[The Marble Faun Volume II. by Nathaniel Hawthorne]@TWC D-Link bookThe Marble Faun Volume II. CHAPTER XXXVII 8/15
She had a faculty (which, fortunately for themselves, pure women often have) of ignoring all moral blotches in a character that won her admiration.
She purified the objects; of her regard by the mere act of turning such spotless eyes upon them. Hilda's despondency, nevertheless, while it dulled her perceptions in one respect, had deepened them in another; she saw beauty less vividly, but felt truth, or the lack of it, more profoundly.

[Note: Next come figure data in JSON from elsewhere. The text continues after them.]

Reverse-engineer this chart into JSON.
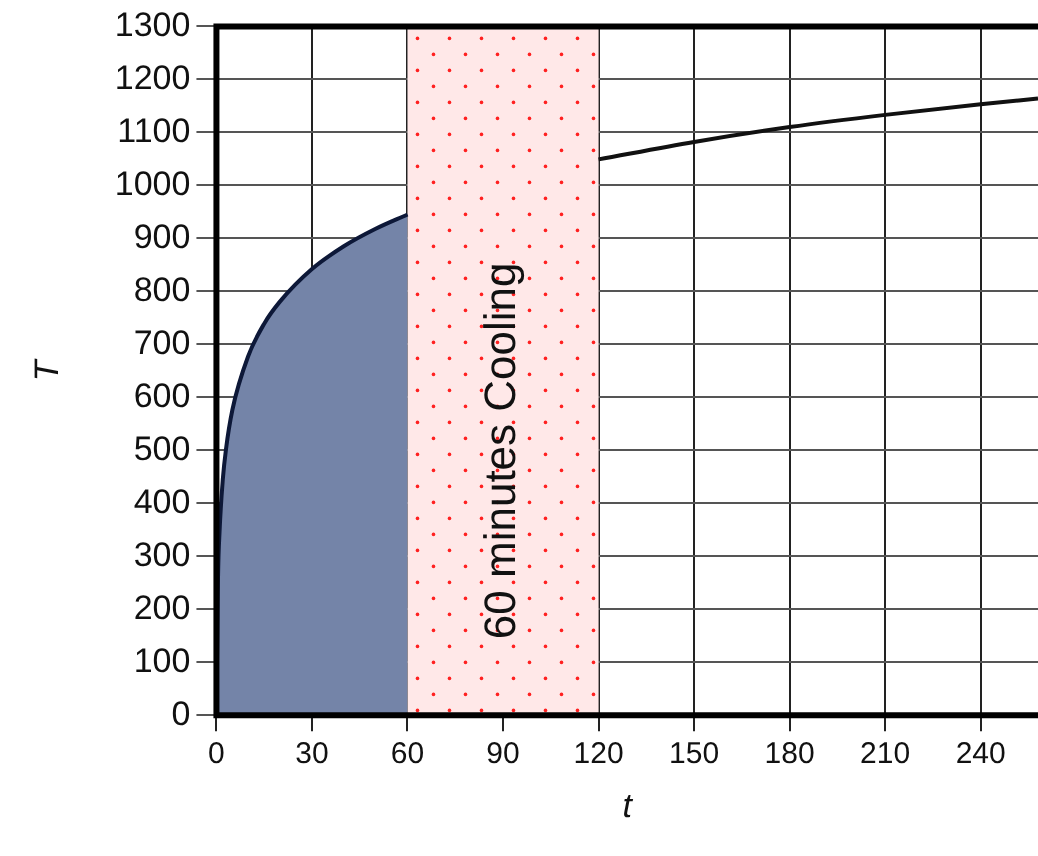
{
  "chart_data": {
    "type": "line",
    "xlabel": "t",
    "ylabel": "T",
    "series": [
      {
        "type": "area",
        "color": "#7484a8",
        "x": [
          0,
          0.5,
          1,
          2,
          3,
          5,
          10,
          15,
          20,
          30,
          40,
          50,
          60
        ],
        "values": [
          0,
          260,
          349,
          445,
          502,
          576,
          678,
          739,
          781,
          842,
          885,
          918,
          945
        ]
      },
      {
        "type": "line",
        "color": "#111111",
        "x": [
          120,
          150,
          180,
          210,
          240,
          258
        ],
        "values": [
          1049,
          1082,
          1110,
          1133,
          1153,
          1164
        ]
      }
    ],
    "bands": [
      {
        "axis": "x",
        "from": 60,
        "to": 120,
        "label": "60 minutes Cooling",
        "color": "#ff2020"
      }
    ],
    "xlim": [
      0,
      258
    ],
    "xticks": [
      0,
      30,
      60,
      90,
      120,
      150,
      180,
      210,
      240
    ],
    "ylim": [
      0,
      1300
    ],
    "yticks": [
      0,
      100,
      200,
      300,
      400,
      500,
      600,
      700,
      800,
      900,
      1000,
      1100,
      1200,
      1300
    ],
    "grid": true,
    "legend": false
  }
}
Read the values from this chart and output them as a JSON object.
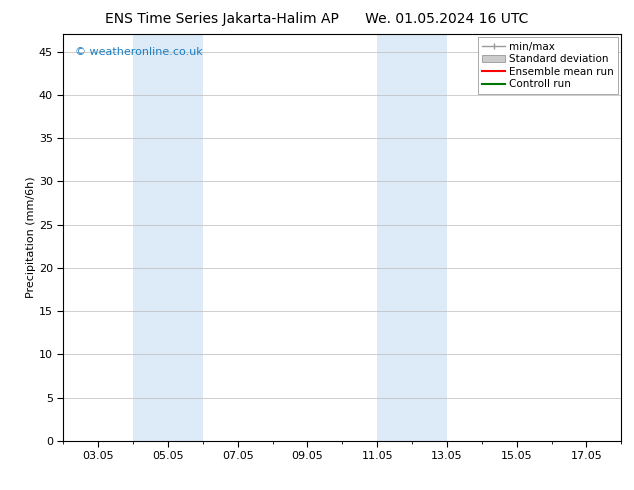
{
  "title_left": "ENS Time Series Jakarta-Halim AP",
  "title_right": "We. 01.05.2024 16 UTC",
  "ylabel": "Precipitation (mm/6h)",
  "xlim": [
    2.0,
    18.0
  ],
  "ylim": [
    0,
    47
  ],
  "yticks": [
    0,
    5,
    10,
    15,
    20,
    25,
    30,
    35,
    40,
    45
  ],
  "xtick_labels": [
    "03.05",
    "05.05",
    "07.05",
    "09.05",
    "11.05",
    "13.05",
    "15.05",
    "17.05"
  ],
  "xtick_positions": [
    3,
    5,
    7,
    9,
    11,
    13,
    15,
    17
  ],
  "watermark": "© weatheronline.co.uk",
  "watermark_color": "#1a7fc1",
  "background_color": "#ffffff",
  "plot_background": "#ffffff",
  "shaded_regions": [
    {
      "xmin": 4.0,
      "xmax": 6.0,
      "color": "#ddeaf8"
    },
    {
      "xmin": 11.0,
      "xmax": 13.0,
      "color": "#ddeaf8"
    }
  ],
  "legend_items": [
    {
      "label": "min/max",
      "color": "#999999",
      "linewidth": 1.0,
      "linestyle": "-"
    },
    {
      "label": "Standard deviation",
      "color": "#cccccc",
      "linewidth": 5,
      "linestyle": "-"
    },
    {
      "label": "Ensemble mean run",
      "color": "#ff0000",
      "linewidth": 1.5,
      "linestyle": "-"
    },
    {
      "label": "Controll run",
      "color": "#007700",
      "linewidth": 1.5,
      "linestyle": "-"
    }
  ],
  "title_fontsize": 10,
  "tick_fontsize": 8,
  "ylabel_fontsize": 8,
  "legend_fontsize": 7.5
}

She began to suspect that some, at least, of her venerated painters, had left an inevitable hollowness in their works, because, in the most renowned of them, they essayed to express to the world what they had not in their own souls. They deified their light and Wandering affections, and were continually playing off the tremendous jest, alluded to above, of offering the features of some venal beauty to be enshrined in the holiest places.
A deficiency of earnestness and absolute truth is generally discoverable in Italian pictures, after the art had become consummate.
When you demand what is deepest, these painters have not wherewithal to respond. They substituted a keen intellectual perception, and a marvellous knack of external arrangement, instead of the live sympathy and sentiment which should have been their inspiration.